Tenho uma caixa do livro Dicionário Ilustrado de Sentimentos
no carro, quis correr para pegar um livro e dar para ele, talvez o ajudasse a
entender o que estava sentindo. Talvez ajudasse a mãe a ajudar o menino. Mas
não tive coragem desse gesto. Fiquei com receio da reação da mãe. Não deveria, mas fiquei e me arrependo. Penso sempre nesse menino, e torço para que ele esteja bem.
Sim, ando reflexiva. Mas acho que isso não é algo que só
ocorre comigo. Talvez o mundo esteja refletindo. Acredito de verdade que o
mundo está mudando para melhor. Que a adversidade está ensinando um novo modo
de ser e agir. Acredito porque sou otimista. Mas acho que acredito nisso também
porque comigo está sendo assim. E temos essa mania estranha de achar que o que
acontece com a gente pode estar acontecendo com o outro. Será?

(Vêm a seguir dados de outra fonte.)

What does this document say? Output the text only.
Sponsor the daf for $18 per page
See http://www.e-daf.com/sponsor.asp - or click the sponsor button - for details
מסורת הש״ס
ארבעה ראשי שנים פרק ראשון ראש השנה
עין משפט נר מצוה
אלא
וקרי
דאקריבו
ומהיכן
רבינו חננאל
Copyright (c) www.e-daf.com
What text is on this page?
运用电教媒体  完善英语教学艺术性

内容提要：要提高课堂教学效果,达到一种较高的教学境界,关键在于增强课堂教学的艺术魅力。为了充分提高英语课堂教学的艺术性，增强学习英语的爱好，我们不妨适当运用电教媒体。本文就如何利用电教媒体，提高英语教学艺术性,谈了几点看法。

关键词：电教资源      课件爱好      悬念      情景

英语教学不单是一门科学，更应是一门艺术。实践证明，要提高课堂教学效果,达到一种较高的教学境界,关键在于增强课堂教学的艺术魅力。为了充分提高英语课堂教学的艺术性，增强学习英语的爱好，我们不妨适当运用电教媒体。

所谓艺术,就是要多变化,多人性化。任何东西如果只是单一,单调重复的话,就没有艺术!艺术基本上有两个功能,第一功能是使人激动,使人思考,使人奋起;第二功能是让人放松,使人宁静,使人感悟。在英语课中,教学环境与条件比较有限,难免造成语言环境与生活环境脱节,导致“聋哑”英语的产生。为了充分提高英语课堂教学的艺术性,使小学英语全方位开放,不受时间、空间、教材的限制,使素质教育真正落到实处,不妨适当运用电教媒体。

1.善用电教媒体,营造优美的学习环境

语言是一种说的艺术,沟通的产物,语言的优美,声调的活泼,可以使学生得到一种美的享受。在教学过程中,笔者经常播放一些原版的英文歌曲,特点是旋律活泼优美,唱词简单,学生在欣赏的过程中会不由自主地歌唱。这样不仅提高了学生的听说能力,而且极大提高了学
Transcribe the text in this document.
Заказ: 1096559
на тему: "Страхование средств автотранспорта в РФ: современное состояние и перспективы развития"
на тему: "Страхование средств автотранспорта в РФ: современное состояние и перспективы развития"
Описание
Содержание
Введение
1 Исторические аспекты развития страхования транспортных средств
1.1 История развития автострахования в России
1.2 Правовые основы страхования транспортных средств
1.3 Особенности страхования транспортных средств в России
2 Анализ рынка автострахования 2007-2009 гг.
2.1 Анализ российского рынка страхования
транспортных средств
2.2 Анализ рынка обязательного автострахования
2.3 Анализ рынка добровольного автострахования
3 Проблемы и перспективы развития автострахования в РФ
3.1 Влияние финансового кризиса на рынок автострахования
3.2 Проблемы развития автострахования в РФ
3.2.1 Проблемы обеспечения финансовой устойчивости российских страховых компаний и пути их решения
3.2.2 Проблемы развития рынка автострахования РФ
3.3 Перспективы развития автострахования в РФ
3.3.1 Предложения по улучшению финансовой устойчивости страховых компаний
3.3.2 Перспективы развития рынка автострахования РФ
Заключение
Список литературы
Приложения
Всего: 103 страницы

Na tentativa de assistir alguma live essa semana – como assim que vou passar a quarentena sem assistir
uma live ou fazer um curso? – consegui navegar por várias, nessa frenética tentativa
de ver tudo, sem realmente ver nada. Mas uma vontade ficou ao ver o que as
pessoas estão fazendo: preciso oferecer o meu melhor para o Mundo. E se não bastasse a vontade, tem aquela voz
que fala comigo quando medito. Sim, ouço vozes. Já que estamos aqui fazendo
confissões.
A voz diz muitas coisas. Na verdade é uma voz que conhece
pouco a palavra silêncio. Ela diz que posso ajudar as crianças. Ela diz que
devo ajudar. Ela fala sobre sentimentos. E, sobretudo me manda falar sobre
sentimentos com as crianças.
E acho que desde a cena da farmácia estou gestando esse
projeto que a voz insiste em me lembrar. Pelo menino da farmácia e por tantos
meninos e meninas que precisam entender o que estão sentindo. Assim posso
tentar dar o meu melhor, sou das palavras e são palavras que tenho para dar.
Ontem dei o primeiro passo concreto em direção a isso. É
assim que um caminho se faz não é? Passo a passo.
Então, voz, estamos quites?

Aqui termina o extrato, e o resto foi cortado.